When I was young, my mom, brother and I spent seventeen years living at Jane and Wilson. We knew all the people, the schools were close, I had lots of friends, Stephen had the same bus driver seven years in a row and we were completely content. We loved it there. Slowly people we were friends with moved out and new friends moved in. Everyone knew us, partly because of my brother and my moms wonderful nature, she was friendly with everyone. When tragedy struck and he died, everyone knew too.
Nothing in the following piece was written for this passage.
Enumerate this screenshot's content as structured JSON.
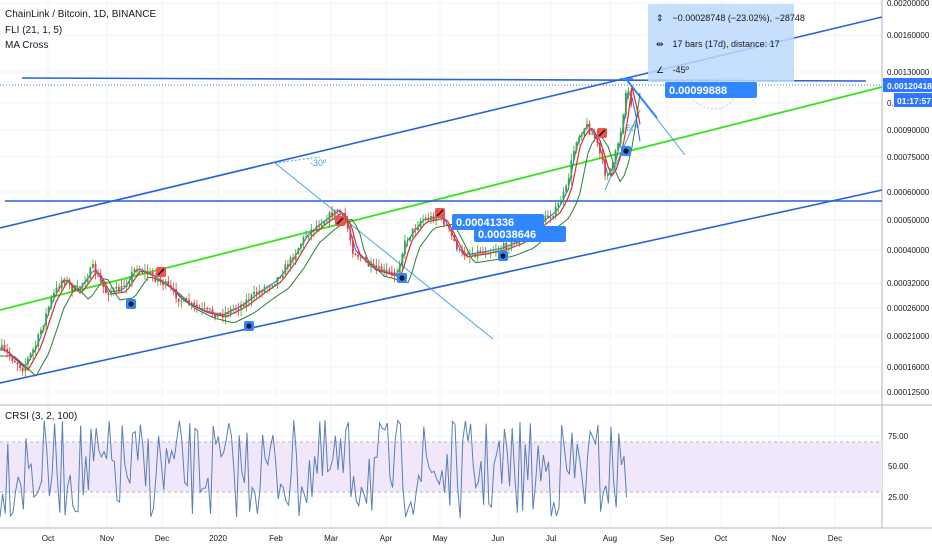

Some people who moved out before my brother died, would see us randomly around town and would ask with enthusiasm, “how is your brother” (sometimes before they asked about my mom or I). We would then, lean in, give them a look and quietly say, “he past away x amount of years ago.” People would almost always tilt their heads to the side and give us their condolences, for us and him. Sometimes people said the most awful things, that I don’t think they know were awful, but I let them know. Some of my favorites are “well, now he is not suffering” or “it is better for your mom” or “now he is healed.” I can’t help it, but all of these statements make me want to punch someone in the face, I can’t explain the feeling. Or people wouldn’t ask how he died and assume it was his disability, which it wasn’t. That was even worse because the conversation would go south very quickly. With time, it got easier to tell people his story or tell them he had passed away.
At some point, we stopped running into people who we knew, or, if we ram into people, they wouldn’t bring it up. Last week while in Wal-Mart, we saw someone from about twenty years ago. And she asked, “how is Stephen?” When we said he past away eleven years ago, she wowed and left it at that. It has gotten easier easier to say, but it struck me this time…eleven years. For some reason in my head, I had a subconscious thought of, “everyone we know or have met knows, someone would have told them.” I am not sure what I was thinking, even as I write this. It does give me goose bumps everytime though.
My brothers story will always be told. New people will come into my life and it will come up. I am thankful for that too, sometimes it makes someone feel better sharing the story and silver lining… I wouldn’t do what I do, or be who I was if it weren’t for him.